Suppose, now, that we want to test that a secondary metabolite seen only in the presence of G vaginalis to see if it is also correlated with UTIs. We can model the abundance of the metabolite as a normal distribution.
>>> met_pos = (np.random.randn(pre_rate.sum() + pos_rate.sum()) * 2000 +
... 2500)
>>> met_pos[met_pos < 0] = 0
>>> met_neg = met_neg = (np.random.randn(100 - (pre_rate.sum() +
... pos_rate.sum())) * 2000 + 500)
>>> met_neg[met_neg < 0] = 0
Let’s compare the populations with a kruskal-wallis test. Physically, there cannot be a negative concentration of a chemical, so we’ve set the lower bound at 0. This means that we can no longer assume our distribution is normal.
>>> from scipy.stats import kruskal
>>> def metabolite_test(x):
... return kruskal(x[0], x[1])[1]
>>> print(round(metabolite_test([met_pos, met_neg]), 3))
0.005
When we go to perform the statistical test on all the data, you might notice that there are twice as many samples from women with G. vaginalis than those without. It might make sense to account for this difference when we’re testing power. So, we’re going to set the ratio parameter, which lets us draw twice as many samples from women with G. vaginalis.
>>> pwr_est2, counts2 = subsample_power(test=metabolite_test,
... samples=[met_pos, met_neg],
... counts_interval=5,
... num_iter=100,
... num_runs=5,
... ratio=[2, 1])
>>> counts2
array([ 5., 10., 15., 20., 25., 30.])
>>> np.nanmean(pwr_est2, axis=0)
array([ 0.14 , 0.272, 0.426, 0.646, 0.824, 0.996])

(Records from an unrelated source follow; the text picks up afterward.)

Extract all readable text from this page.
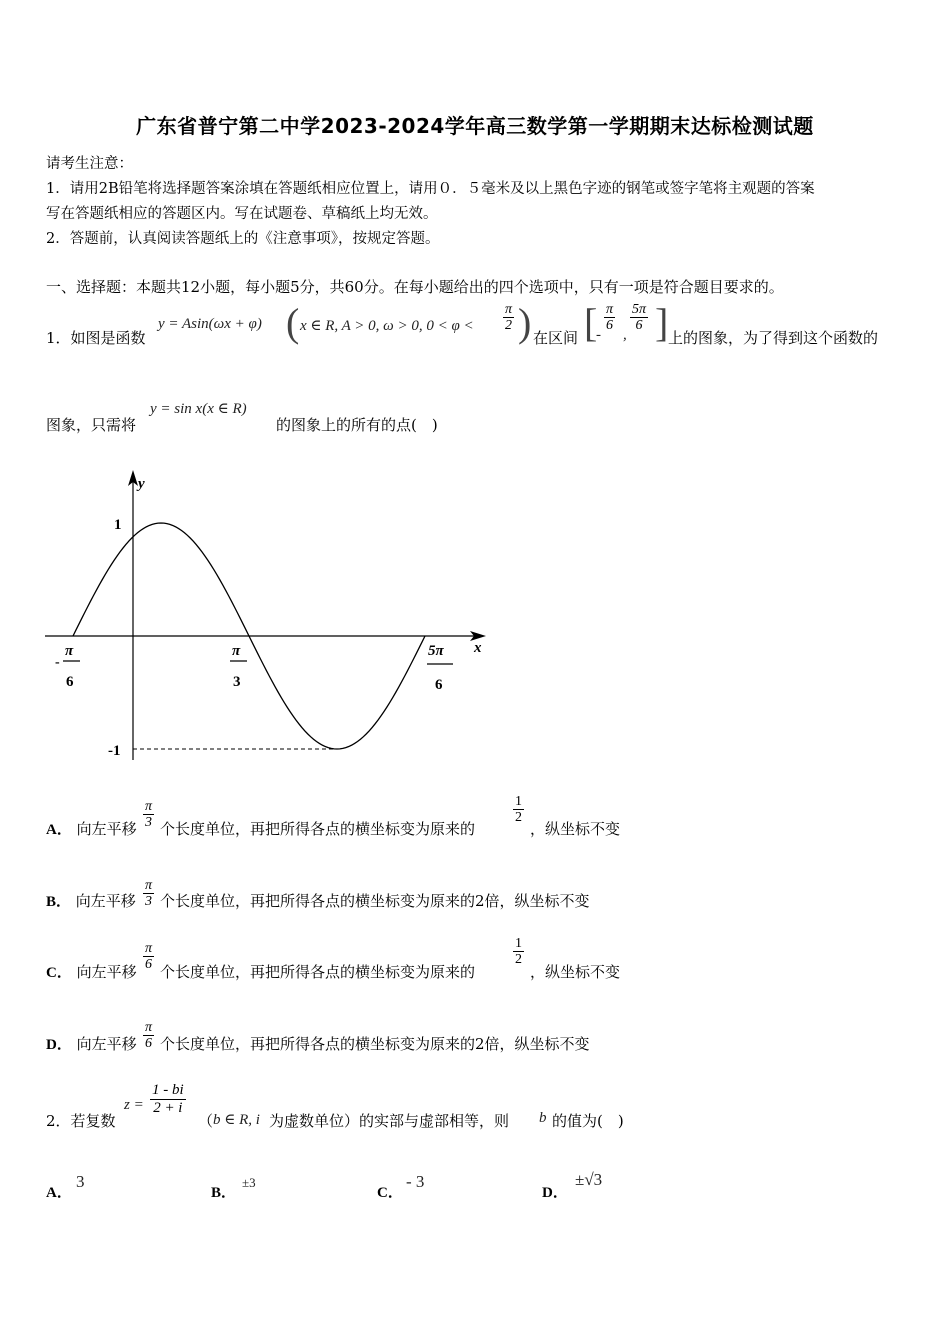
广东省普宁第二中学2023-2024学年高三数学第一学期期末达标检测试题
请考生注意：
1．请用2B铅笔将选择题答案涂填在答题纸相应位置上，请用０．５毫米及以上黑色字迹的钢笔或签字笔将主观题的答案
写在答题纸相应的答题区内。写在试题卷、草稿纸上均无效。
2．答题前，认真阅读答题纸上的《注意事项》，按规定答题。
一、选择题：本题共12小题，每小题5分，共60分。在每小题给出的四个选项中，只有一项是符合题目要求的。
1．如图是函数
y = Asin(ωx + φ) ( x ∈ R, A > 0, ω > 0, $0 < \varphi < \frac{\pi}{2}$ ) 在区间 [
-
$\frac{\pi}{6}$
,
$\frac{5\pi}{6}$ ] 上的图象，为了得到这个函数的
图象，只需将
y = sin x(x ∈ R)
的图象上的所有的点(　)
y
x
1
-1
-
π
6
π
3
5π
6
A． 向左平移 $\frac{\pi}{3}$ 个长度单位，再把所得各点的横坐标变为原来的
$\frac{1}{2}$
，纵坐标不变
B． 向左平移 $\frac{\pi}{3}$ 个长度单位，再把所得各点的横坐标变为原来的2倍，纵坐标不变
C． 向左平移 $\frac{\pi}{6}$ 个长度单位，再把所得各点的横坐标变为原来的
$\frac{1}{2}$
，纵坐标不变
D． 向左平移 $\frac{\pi}{6}$ 个长度单位，再把所得各点的横坐标变为原来的2倍，纵坐标不变
2．若复数
$z = \frac{1 - bi}{2 + i}$
（ b ∈ R, i 为虚数单位）的实部与虚部相等，则 b 的值为(　)
A．
3
B．
±3
C．
- 3
D．
±√3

>>> counts2[np.nanmean(pwr_est2, axis=0) > 0.8].min()
25.0
When we consider the number of samples per group needed in the power analysis, we need to look at the ratio. The analysis says that we need 25 samples in the smallest group, in this case, the group of women without G. vaginalis and 50 samples from women with G. vaginalis to see a significant difference in the abundance of our secondary metabolite at 80% power.